Second sample. Same input data. Similar algorithm for another bird species (species1). GLM fit using Poisson:
model.2=glm (nest_species1 ~ green + offset(log(area)), data= Example, family = poisson (link="log")) summary(model.2) Call: glm(formula = nest_species1 ~ green + offset(log(area)), family = poisson(link = "log"), data = Example) Coefficients: Estimate Std. Error z value Pr(>|z|) (Intercept) -5.4714 1.7872 -3.061 0.0022 ** green 0.6269 0.2822 2.221 0.0263 * --- Signif. codes: 0 ‘***’ 0.001 ‘**’ 0.01 ‘*’ 0.05 ‘.’ 0.1 ‘ ’ 1 (Dispersion parameter for poisson family taken to be 1) Null deviance: 18.122 on 17 degrees of freedom Residual deviance: 12.918 on 16 degrees of freedom AIC: 58.467 Number of Fisher Scoring iterations: 5 We see that the residual deviation is less than the number of degrees of freedom. These are signs of underdispersion. Next, I determine the dispersion using the DHARMa package.
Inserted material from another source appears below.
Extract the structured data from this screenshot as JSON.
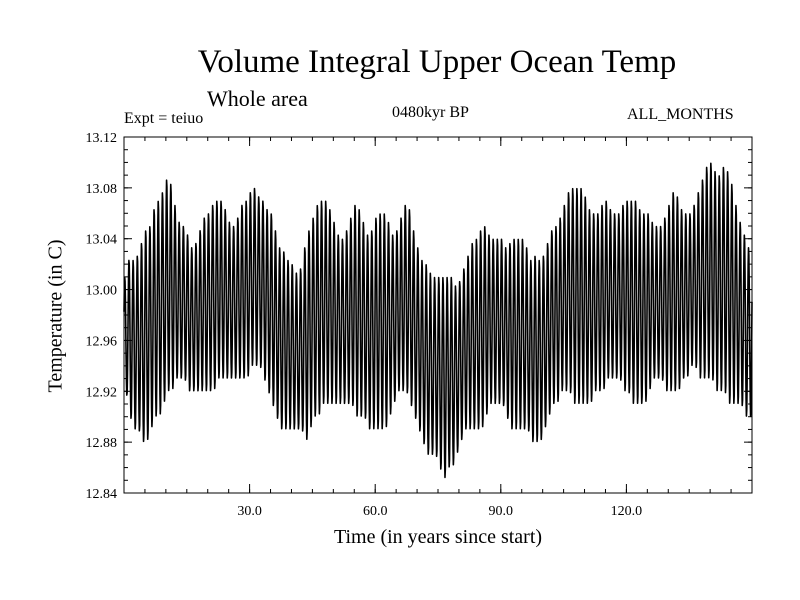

library(DHARMa) testDispersion(model.2) DHARMa nonparametric dispersion test via sd of residuals fitted vs. simulated data: simulationOutput dispersion = 0.90849, p-value = 0.976 alternative hypothesis: two.sided Judging by the value of 0.90849 there is underdispersion here. Given the insufficient dispersion, I fit the GLM using double Poisson regression:
gamlss2 <- gamlss(nest_species1 ~ green + offset(log(area)), data= Example, family = DPO) summary(gamlss2) Family: c("DPO", "Double Poisson") Call: gamlss(formula = nest_species1 ~ green + offset(log(area)), family = DPO, data = Example) Fitting method: RS() ------------------------------------------------------------------ Mu link function: log Mu Coefficients: Estimate Std. Error t value Pr(>|t|) (Intercept) -5.4952 1.4053 -3.910 0.00139 ** green 0.6293 0.2222 2.833 0.01260 * --- Signif. codes: 0 ‘***’ 0.001 ‘**’ 0.01 ‘*’ 0.05 ‘.’ 0.1 ‘ ’ 1 ------------------------------------------------------------------ Sigma link function: log Sigma Coefficients: Estimate Std. Error t value Pr(>|t|) (Intercept) -0.4612 0.3041 -1.516 0.15 ------------------------------------------------------------------ No. of observations in the fit: 18 Degrees of Freedom for the fit: 3 Residual Deg. of Freedom: 15 at cycle: 3 Global Deviance: 52.57692 AIC: 58.57692 SBC: 61.24803 Questions.
- Am I correct in interpreting the results using DHARMa to indicate that underdispersion was detected?
- How should I correctly interpret the DHARMa results (> 1 indicates overdispersion, < 1 indicates underdispersion)?
- Is it correct to use double Poisson regression in my case?